Description
The Santa beaded box – or Father Christmas beaded box if you prefer! – contains 2 drawers and 2 containers. It is about 5″ high and 5″ wide. Each drawer is about 0.5″ and the two box spaces have 1″ openings.
Materials
You will need the following materials to make your Santa beaded box:
- Around 110g of size 10 Delicas
- About 15g of size 11 seed beads
- One 4mm pearl
- Your choice of beading thread
Beading thread is a personal choice. You want to use something that will give you good tension. For me, this is Fireline, but you may prefer something different.
I sell all the supplies for this project here in my beading supplies department.
You can also follow this link to get a complete kit.
If you wish, you can use size 11 Delicas to make your Santa beaded box. This will just be a little fiddlier to make. You will also need to scale the seed beads down and use size 15. I think this will make the box about 2/3 the size.
Experience and Techniques
You are going to be working mainly in Peyote stitch. So, I have assumed you are already very comfortable with this technique. You will be using tubular and circular Peyote with increases and decreases.
If you need a little reminder, you can download free technique tutorials from this website.
I have also used a little basic brick stitch. Again, I have assumed you know the technique, but you can get free tutorials if you need them.

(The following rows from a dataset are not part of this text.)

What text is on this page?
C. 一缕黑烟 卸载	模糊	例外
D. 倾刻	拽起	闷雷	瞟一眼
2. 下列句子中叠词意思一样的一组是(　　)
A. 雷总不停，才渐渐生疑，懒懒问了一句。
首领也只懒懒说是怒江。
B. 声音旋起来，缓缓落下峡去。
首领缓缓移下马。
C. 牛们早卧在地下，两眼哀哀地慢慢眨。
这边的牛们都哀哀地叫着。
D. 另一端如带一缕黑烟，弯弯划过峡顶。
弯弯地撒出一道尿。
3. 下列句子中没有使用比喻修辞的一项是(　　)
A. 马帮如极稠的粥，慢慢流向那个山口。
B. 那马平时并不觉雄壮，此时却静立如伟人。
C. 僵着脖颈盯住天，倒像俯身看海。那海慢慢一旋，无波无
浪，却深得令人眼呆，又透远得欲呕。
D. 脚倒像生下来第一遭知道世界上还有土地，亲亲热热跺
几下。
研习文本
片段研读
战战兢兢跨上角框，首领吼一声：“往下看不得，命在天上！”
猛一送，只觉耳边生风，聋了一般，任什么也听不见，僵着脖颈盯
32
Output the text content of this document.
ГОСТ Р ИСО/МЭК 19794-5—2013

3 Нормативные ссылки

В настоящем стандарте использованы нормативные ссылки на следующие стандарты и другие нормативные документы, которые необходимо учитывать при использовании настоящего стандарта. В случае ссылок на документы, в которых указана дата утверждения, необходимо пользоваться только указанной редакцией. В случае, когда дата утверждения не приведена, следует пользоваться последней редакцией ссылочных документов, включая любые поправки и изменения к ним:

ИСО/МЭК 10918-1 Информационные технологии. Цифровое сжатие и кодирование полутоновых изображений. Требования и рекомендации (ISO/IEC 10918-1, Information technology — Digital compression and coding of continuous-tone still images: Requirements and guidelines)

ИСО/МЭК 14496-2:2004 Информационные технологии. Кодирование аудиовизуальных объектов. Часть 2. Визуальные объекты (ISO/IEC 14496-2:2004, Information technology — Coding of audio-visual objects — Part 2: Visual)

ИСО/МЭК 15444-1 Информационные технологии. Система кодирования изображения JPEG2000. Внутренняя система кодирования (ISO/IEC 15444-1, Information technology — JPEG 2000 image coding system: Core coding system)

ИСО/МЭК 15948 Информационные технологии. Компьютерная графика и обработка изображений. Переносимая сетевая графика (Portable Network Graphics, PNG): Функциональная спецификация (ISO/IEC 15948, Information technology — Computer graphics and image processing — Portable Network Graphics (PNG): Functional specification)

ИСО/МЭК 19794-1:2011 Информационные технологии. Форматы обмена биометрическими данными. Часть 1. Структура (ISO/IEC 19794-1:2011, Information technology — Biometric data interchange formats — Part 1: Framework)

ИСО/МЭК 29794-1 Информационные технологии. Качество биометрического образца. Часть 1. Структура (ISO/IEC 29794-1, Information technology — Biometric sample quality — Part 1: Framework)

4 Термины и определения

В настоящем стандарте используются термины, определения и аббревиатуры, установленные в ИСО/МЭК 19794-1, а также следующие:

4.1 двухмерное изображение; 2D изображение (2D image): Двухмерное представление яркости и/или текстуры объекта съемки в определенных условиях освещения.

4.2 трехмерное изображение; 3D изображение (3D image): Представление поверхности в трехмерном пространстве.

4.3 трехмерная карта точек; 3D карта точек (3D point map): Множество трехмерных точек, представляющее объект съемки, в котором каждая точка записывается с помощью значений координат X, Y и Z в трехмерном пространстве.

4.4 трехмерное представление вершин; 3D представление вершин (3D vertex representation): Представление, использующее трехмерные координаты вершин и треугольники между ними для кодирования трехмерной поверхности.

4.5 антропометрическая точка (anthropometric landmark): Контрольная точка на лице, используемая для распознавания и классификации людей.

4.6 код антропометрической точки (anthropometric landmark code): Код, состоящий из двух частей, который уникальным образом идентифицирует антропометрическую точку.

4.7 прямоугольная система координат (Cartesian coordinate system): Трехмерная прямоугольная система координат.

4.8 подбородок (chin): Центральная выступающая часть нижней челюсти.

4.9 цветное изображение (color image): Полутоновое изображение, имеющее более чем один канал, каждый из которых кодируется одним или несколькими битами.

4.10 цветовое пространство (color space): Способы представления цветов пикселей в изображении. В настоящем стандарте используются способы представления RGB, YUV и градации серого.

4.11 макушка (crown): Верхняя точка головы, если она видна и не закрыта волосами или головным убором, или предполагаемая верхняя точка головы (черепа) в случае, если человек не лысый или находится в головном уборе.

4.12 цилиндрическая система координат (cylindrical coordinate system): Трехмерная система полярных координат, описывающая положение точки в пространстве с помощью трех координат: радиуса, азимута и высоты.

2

Lastly, you will use some freeform – and your imagination – to add the little characteristics and design details. I have guided you through all this in the pattern. But I am also leaving you to interpret as you wish.
If you want to find out more about any of these techniques, I have some useful blogs here>>
This is an advanced level project.
About the Santa Beaded Box
Back when I was making my beaded Nativity figures, it occurred to me that I now had the skills to make a Santa. So, slowly, I began to envisage this little character.
I wanted to draw on some of the beaded box techniques I have been developing. So, I thought how fun it would be if Santa’s boots were to pull off (open – they don’t actually detach!) to reveal storage space in his legs. I had already developed this drawer technique in my Fire and Water and Camera beaded box designs.
That would mean that Santa needed to be sitting down. So, I began to envisage him packing his sacks with gifts, ready for the Big Night! That immediately gave me two more box spaces. One in Santa’s body and one in the sack.
So, this was my dream when I took out the beads to begin making my Santa beaded box. This design has been a journey of discovery where I’ve learned even more about joining flat Peyote shapes to create three-dimensional beadwork.
So, I invite you to take this journey too and extend your beaded box skills even further!